Axiomatic Delay Disentitles Party To Discretionary Relief U/A 226: Delhi High Court Dismisses Plea Challenging Acquisition Proceedings After "62 Yrs"

Nupur Thapliyal

6 July 2022 8:43 AM GMT

  • Axiomatic Delay Disentitles Party To Discretionary Relief U/A 226: Delhi High Court Dismisses Plea Challenging Acquisition Proceedings After 62 Yrs

    The Delhi High Court has observed that the axiomatic delay in approaching the court disentitles a party to discretionary relief under Article 226 of the Constitution of India.While dismissing a plea filed after an inordinate delay of 62 years in a land acquisition matter, a division bench comprising of Justice Siddharth Mridul and Justice Gaurang Kanth further added that the Petitioners...

    The Delhi High Court has observed that the axiomatic delay in approaching the court disentitles a party to discretionary relief under Article 226 of the Constitution of India.

    While dismissing a plea filed after an inordinate delay of 62 years in a land acquisition matter, a division bench comprising of Justice Siddharth Mridul and Justice Gaurang Kanth further added that the Petitioners had accepted the enhanced compensation without reserving any right whatsoever and the law does not permit a person to approbate and reprobate at the same time.

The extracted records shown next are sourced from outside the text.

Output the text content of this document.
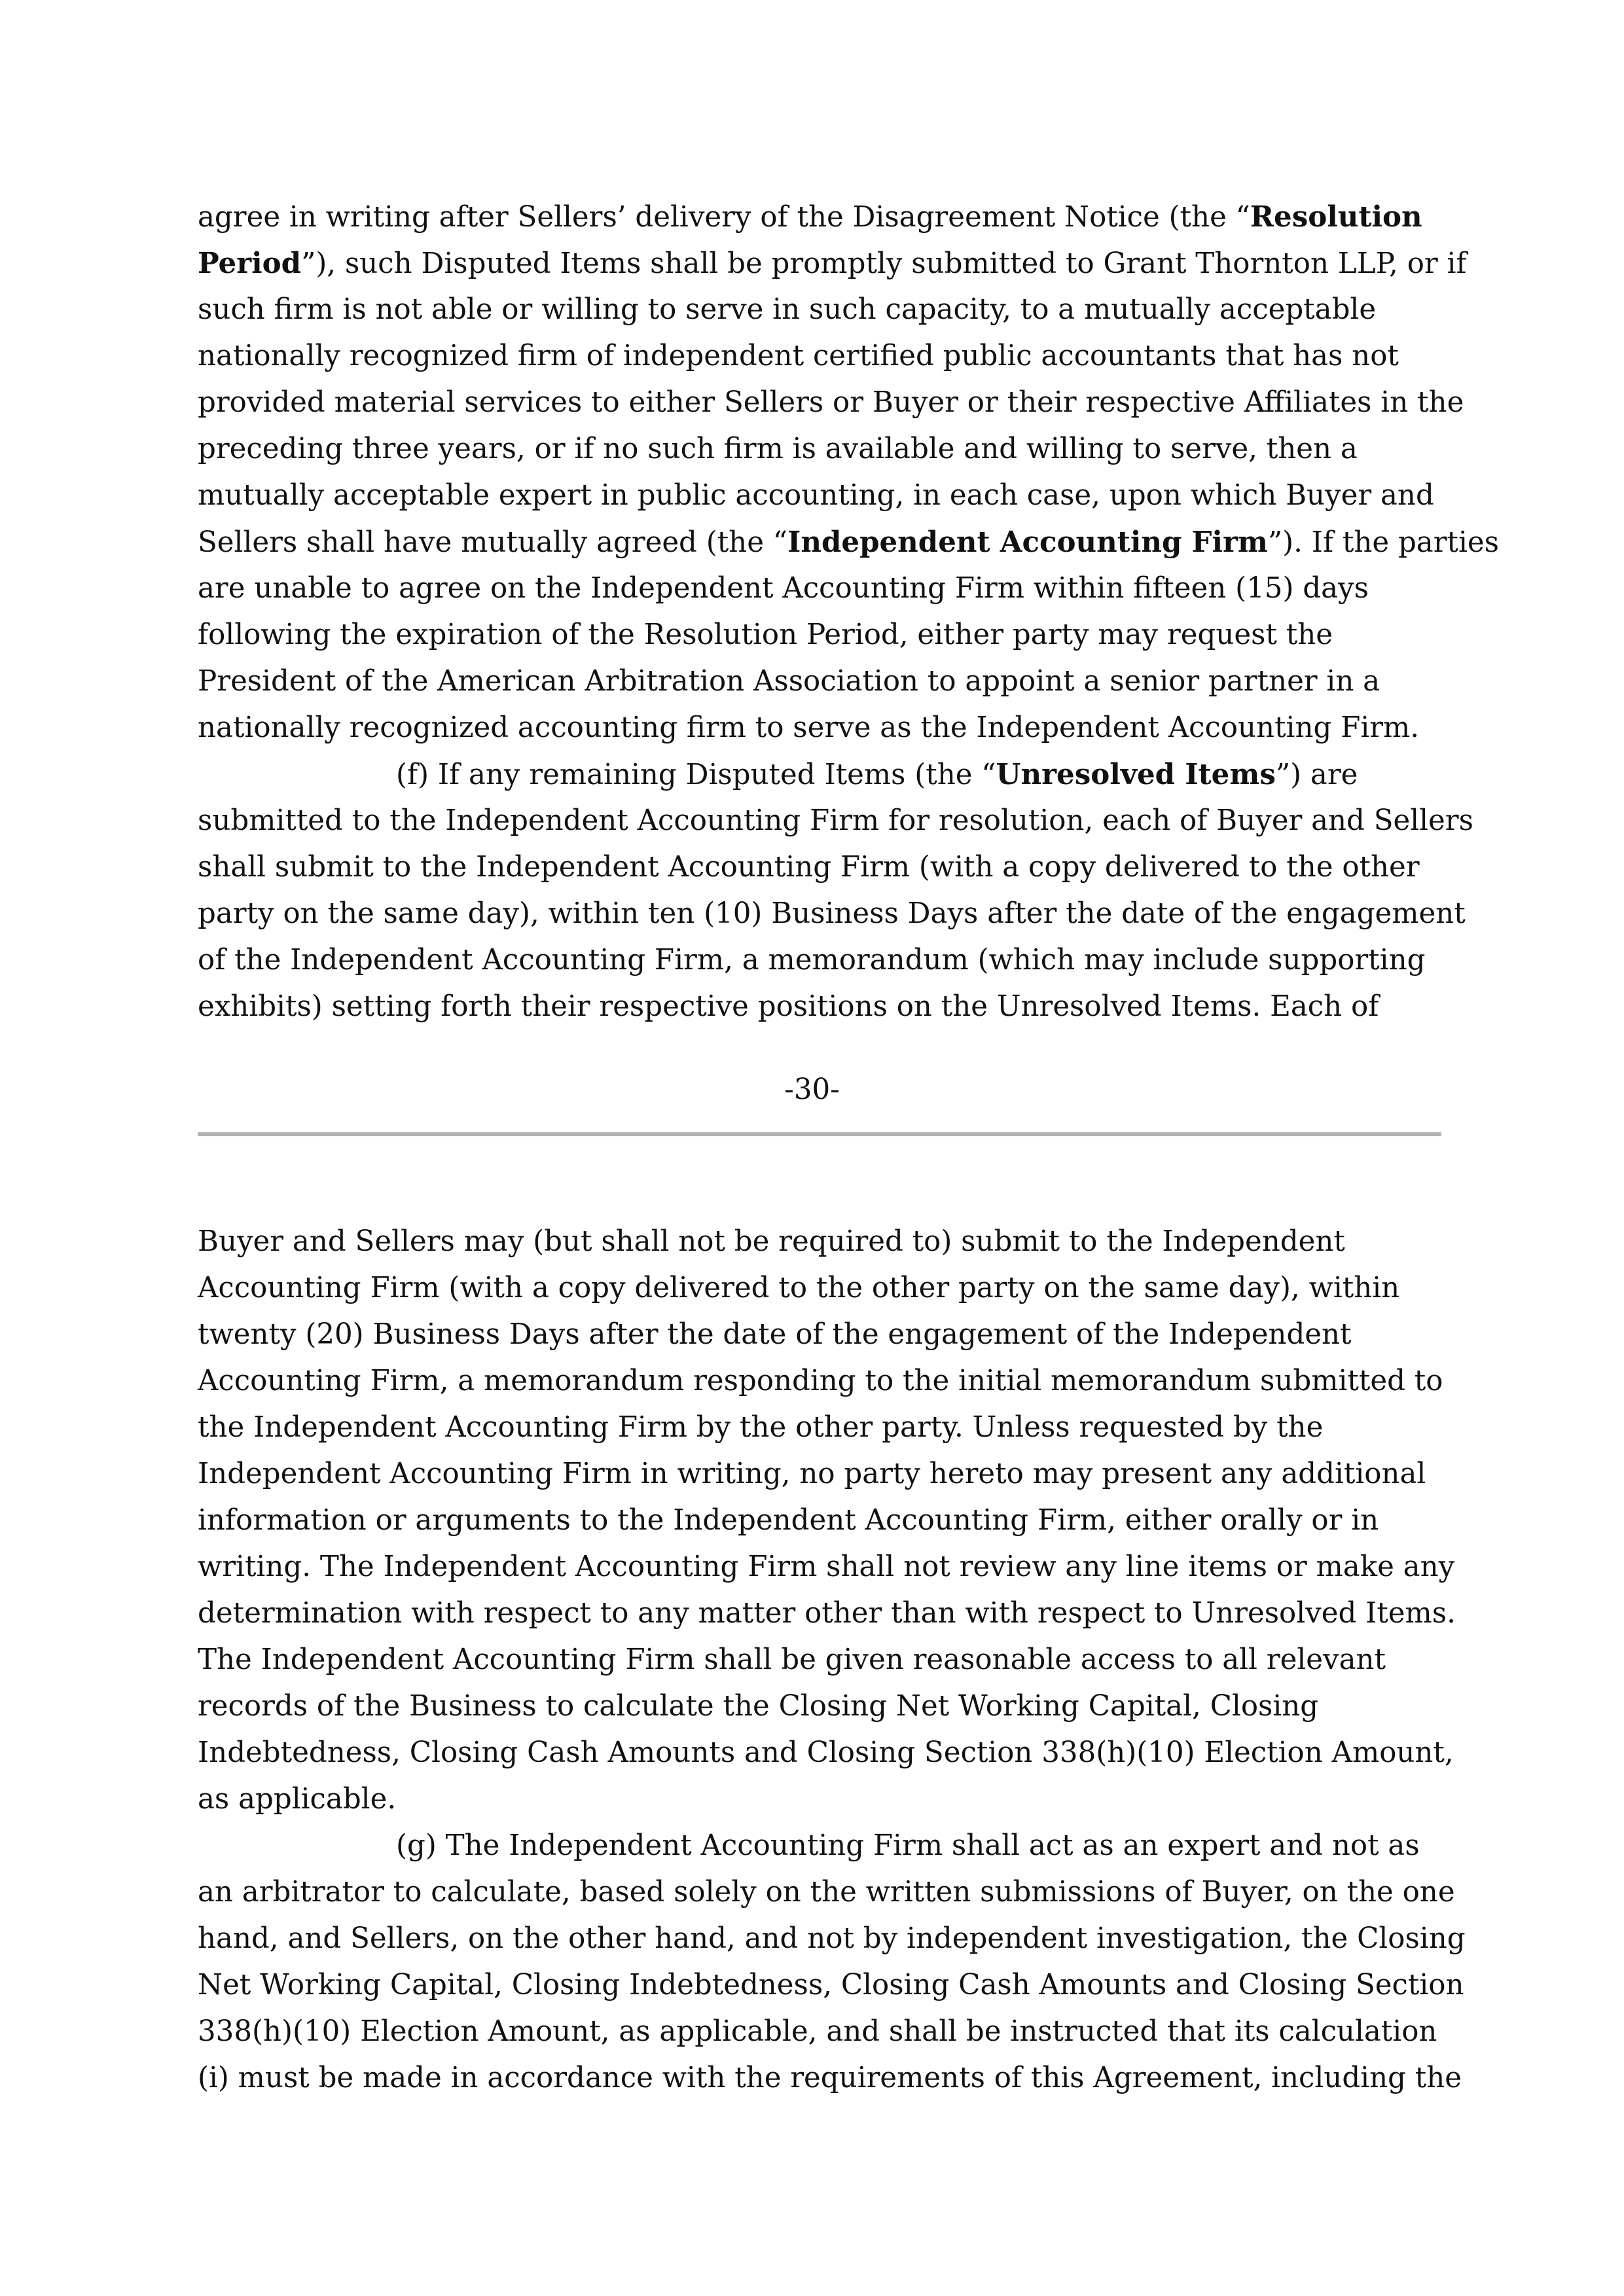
agree in writing after Sellers’ delivery of the Disagreement Notice (the “Resolution
Period”), such Disputed Items shall be promptly submitted to Grant Thornton LLP, or if
such firm is not able or willing to serve in such capacity, to a mutually acceptable
nationally recognized firm of independent certified public accountants that has not
provided material services to either Sellers or Buyer or their respective Affiliates in the
preceding three years, or if no such firm is available and willing to serve, then a
mutually acceptable expert in public accounting, in each case, upon which Buyer and
Sellers shall have mutually agreed (the “Independent Accounting Firm”). If the parties
are unable to agree on the Independent Accounting Firm within fifteen (15) days
following the expiration of the Resolution Period, either party may request the
President of the American Arbitration Association to appoint a senior partner in a
nationally recognized accounting firm to serve as the Independent Accounting Firm.
(f) If any remaining Disputed Items (the “Unresolved Items”) are
submitted to the Independent Accounting Firm for resolution, each of Buyer and Sellers
shall submit to the Independent Accounting Firm (with a copy delivered to the other
party on the same day), within ten (10) Business Days after the date of the engagement
of the Independent Accounting Firm, a memorandum (which may include supporting
exhibits) setting forth their respective positions on the Unresolved Items. Each of
-30-
Buyer and Sellers may (but shall not be required to) submit to the Independent
Accounting Firm (with a copy delivered to the other party on the same day), within
twenty (20) Business Days after the date of the engagement of the Independent
Accounting Firm, a memorandum responding to the initial memorandum submitted to
the Independent Accounting Firm by the other party. Unless requested by the
Independent Accounting Firm in writing, no party hereto may present any additional
information or arguments to the Independent Accounting Firm, either orally or in
writing. The Independent Accounting Firm shall not review any line items or make any
determination with respect to any matter other than with respect to Unresolved Items.
The Independent Accounting Firm shall be given reasonable access to all relevant
records of the Business to calculate the Closing Net Working Capital, Closing
Indebtedness, Closing Cash Amounts and Closing Section 338(h)(10) Election Amount,
as applicable.
(g) The Independent Accounting Firm shall act as an expert and not as
an arbitrator to calculate, based solely on the written submissions of Buyer, on the one
hand, and Sellers, on the other hand, and not by independent investigation, the Closing
Net Working Capital, Closing Indebtedness, Closing Cash Amounts and Closing Section
338(h)(10) Election Amount, as applicable, and shall be instructed that its calculation
(i) must be made in accordance with the requirements of this Agreement, including the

    "Inordinate delay in making the motion for a writ is indeed an adequate ground for refusing to exercise discretion in favour of the petitioner. Therefore, now after an inordinate delay of about 62 years after the acquisition, the Petitioners cannot challenge the said acquisition proceedings," it said.

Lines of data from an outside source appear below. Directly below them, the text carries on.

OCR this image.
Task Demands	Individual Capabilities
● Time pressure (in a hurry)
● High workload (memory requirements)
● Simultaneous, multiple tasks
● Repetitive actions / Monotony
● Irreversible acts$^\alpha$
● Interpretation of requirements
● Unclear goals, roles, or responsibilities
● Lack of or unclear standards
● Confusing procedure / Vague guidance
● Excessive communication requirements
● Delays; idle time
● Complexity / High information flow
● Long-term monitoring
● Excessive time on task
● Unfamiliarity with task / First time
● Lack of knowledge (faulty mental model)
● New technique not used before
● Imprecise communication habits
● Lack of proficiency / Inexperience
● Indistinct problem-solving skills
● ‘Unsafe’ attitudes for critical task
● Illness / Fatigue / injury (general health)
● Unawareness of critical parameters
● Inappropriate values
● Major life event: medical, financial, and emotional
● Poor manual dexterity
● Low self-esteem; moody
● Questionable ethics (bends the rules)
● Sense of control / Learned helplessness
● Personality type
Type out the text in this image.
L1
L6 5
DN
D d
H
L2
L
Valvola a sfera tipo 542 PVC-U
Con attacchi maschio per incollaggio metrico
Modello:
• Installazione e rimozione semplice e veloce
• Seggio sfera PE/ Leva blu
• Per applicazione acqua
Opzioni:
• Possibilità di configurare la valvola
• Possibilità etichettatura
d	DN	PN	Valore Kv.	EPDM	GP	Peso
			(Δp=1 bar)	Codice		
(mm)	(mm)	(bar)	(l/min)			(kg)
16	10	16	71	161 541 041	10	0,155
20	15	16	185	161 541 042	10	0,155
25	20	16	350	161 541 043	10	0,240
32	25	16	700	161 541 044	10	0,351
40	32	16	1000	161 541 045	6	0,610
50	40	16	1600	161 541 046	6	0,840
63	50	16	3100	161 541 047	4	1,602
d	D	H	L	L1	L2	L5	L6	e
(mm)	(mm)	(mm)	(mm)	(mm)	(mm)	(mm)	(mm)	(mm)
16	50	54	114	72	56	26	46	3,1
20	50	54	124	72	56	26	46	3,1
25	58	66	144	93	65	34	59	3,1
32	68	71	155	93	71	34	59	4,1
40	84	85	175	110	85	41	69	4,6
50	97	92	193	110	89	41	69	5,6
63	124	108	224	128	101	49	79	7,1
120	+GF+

    The petitioners had challenged and sought quashing of the Notifications dated November 13, 1959 and August 18, 1960 issued by the Delhi Administration under sec. 4 of the Land Acquisition Act, 1894 with regards to acquisition of a property situated in the estate of Village Kalu Sarai, Delhi.

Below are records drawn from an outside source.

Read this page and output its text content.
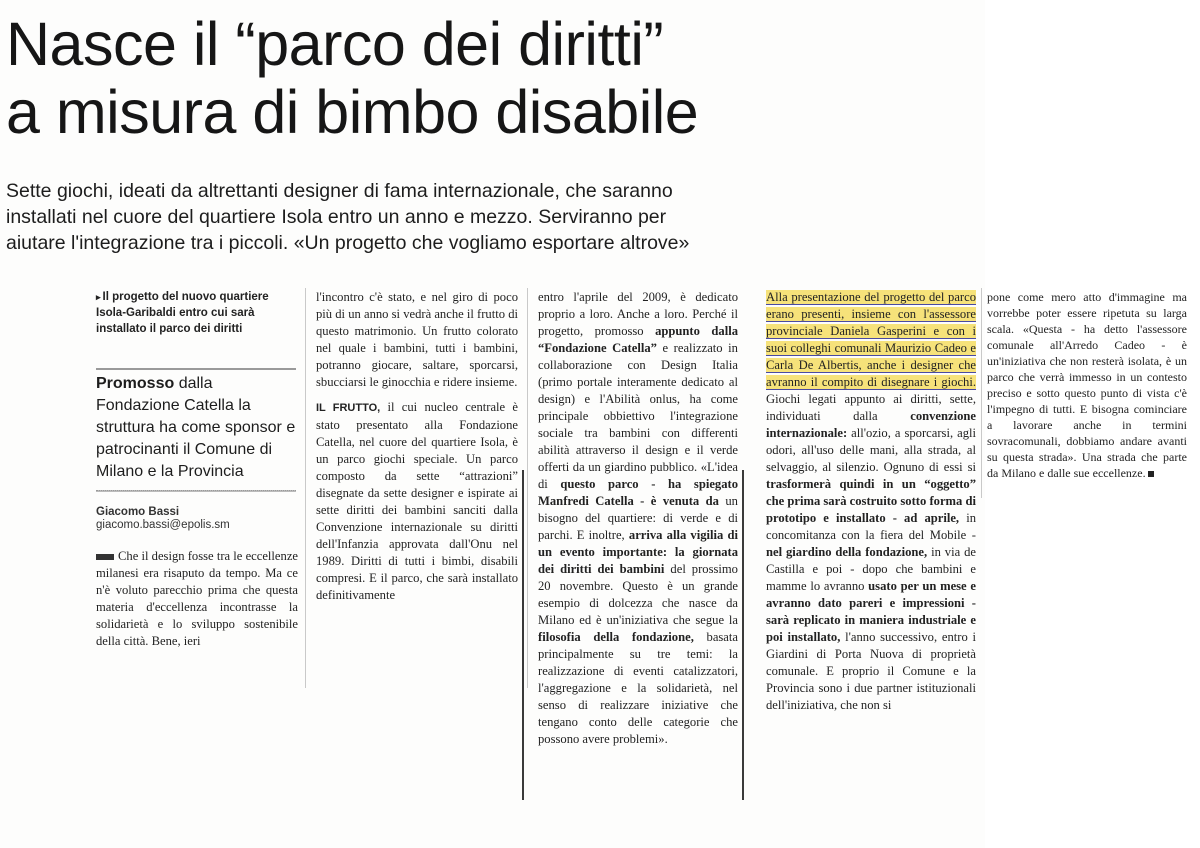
Nasce il “parco dei diritti”
a misura di bimbo disabile

Sette giochi, ideati da altrettanti designer di fama internazionale, che saranno
installati nel cuore del quartiere Isola entro un anno e mezzo. Serviranno per
aiutare l'integrazione tra i piccoli. «Un progetto che vogliamo esportare altrove»

▸ Il progetto del nuovo quartiere Isola-Garibaldi entro cui sarà installato il parco dei diritti

Promosso dalla Fondazione Catella la struttura ha come sponsor e patrocinanti il Comune di Milano e la Provincia

Giacomo Bassi

giacomo.bassi@epolis.sm

Che il design fosse tra le eccellenze milanesi era risaputo da tempo. Ma ce n'è voluto parecchio prima che questa materia d'eccellenza incontrasse la solidarietà e lo sviluppo sostenibile della città. Bene, ieri

l'incontro c'è stato, e nel giro di poco più di un anno si vedrà anche il frutto di questo matrimonio. Un frutto colorato nel quale i bambini, tutti i bambini, potranno giocare, saltare, sporcarsi, sbucciarsi le ginocchia e ridere insieme.

IL FRUTTO, il cui nucleo centrale è stato presentato alla Fondazione Catella, nel cuore del quartiere Isola, è un parco giochi speciale. Un parco composto da sette “attrazioni” disegnate da sette designer e ispirate ai sette diritti dei bambini sanciti dalla Convenzione internazionale su diritti dell'Infanzia approvata dall'Onu nel 1989. Diritti di tutti i bimbi, disabili compresi. E il parco, che sarà installato definitivamente

entro l'aprile del 2009, è dedicato proprio a loro. Anche a loro. Perché il progetto, promosso appunto dalla “Fondazione Catella” e realizzato in collaborazione con Design Italia (primo portale interamente dedicato al design) e l'Abilità onlus, ha come principale obbiettivo l'integrazione sociale tra bambini con differenti abilità attraverso il design e il verde offerti da un giardino pubblico. «L'idea di questo parco - ha spiegato Manfredi Catella - è venuta da un bisogno del quartiere: di verde e di parchi. E inoltre, arriva alla vigilia di un evento importante: la giornata dei diritti dei bambini del prossimo 20 novembre. Questo è un grande esempio di dolcezza che nasce da Milano ed è un'iniziativa che segue la filosofia della fondazione, basata principalmente su tre temi: la realizzazione di eventi catalizzatori, l'aggregazione e la solidarietà, nel senso di realizzare iniziative che tengano conto delle categorie che possono avere problemi».

Alla presentazione del progetto del parco erano presenti, insieme con l'assessore provinciale Daniela Gasperini e con i suoi colleghi comunali Maurizio Cadeo e Carla De Albertis, anche i designer che avranno il compito di disegnare i giochi. Giochi legati appunto ai diritti, sette, individuati dalla convenzione internazionale: all'ozio, a sporcarsi, agli odori, all'uso delle mani, alla strada, al selvaggio, al silenzio. Ognuno di essi si trasformerà quindi in un “oggetto” che prima sarà costruito sotto forma di prototipo e installato - ad aprile, in concomitanza con la fiera del Mobile - nel giardino della fondazione, in via de Castilla e poi - dopo che bambini e mamme lo avranno usato per un mese e avranno dato pareri e impressioni - sarà replicato in maniera industriale e poi installato, l'anno successivo, entro i Giardini di Porta Nuova di proprietà comunale. E proprio il Comune e la Provincia sono i due partner istituzionali dell'iniziativa, che non si

pone come mero atto d'immagine ma vorrebbe poter essere ripetuta su larga scala. «Questa - ha detto l'assessore comunale all'Arredo Cadeo - è un'iniziativa che non resterà isolata, è un parco che verrà immesso in un contesto preciso e sotto questo punto di vista c'è l'impegno di tutti. E bisogna cominciare a lavorare anche in termini sovracomunali, dobbiamo andare avanti su questa strada». Una strada che parte da Milano e dalle sue eccellenze.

    It was submitted by the petitioners that the evacuee property was allotted a person pursuant to him being declared as the highest bidder and despite sale certificate being issued to him, the possession of the evacuee property was never given to him.

    It was argued that when Notifications under sec. 4 of the Land Acquisition Act were issued by the Land Acquisition Collector, possession was taken by the Government. It was further argued that the predecessor in interest of the Petitioners never took provisional possession of the evacuee property and therefore, in view of the law laid down by the Apex Court, no encumbrance was created on the evacuee property prior to the date of issuance of the impugned Notifications.

    It was the submission of the Petitioners that since no encumbrance was created on the evacuee property prior to the date of acquisition, the evacuee property belonged to the Central Government and thus could not have been acquired under the Land Acquisition Act, 1894.

    It was argued that every citizen has a right to property and by virtue of the law as evolved as on date, if it was evident that the land acquisition in itself is illegal on the date of issuance of the impugned Notifications, High Court can exercise its extraordinary jurisdiction under Article 226 of the Constitution of India, in order to ensure justice to the parties.

    It added "The Court cannot permit the Petitioners to alter a settled position after almost six decades, when the Petitioners have remained silent for decades and have accepted the enhanced compensation awarded to them. It is a settled position of law that delay and laches is one of the factors which is to be borne in mind by the High Court while exercising their discretionary powers under Article 226 of the Constitution."

    The Court thus dismissed the plea after not being convinced with the explanation rendered on behalf of the Petitioners for the substantial and inordinate delay in approaching High Court.

    Case Title: SH. NARDEV SONI AND ORS. v. UNION OF INDIA AND ORS.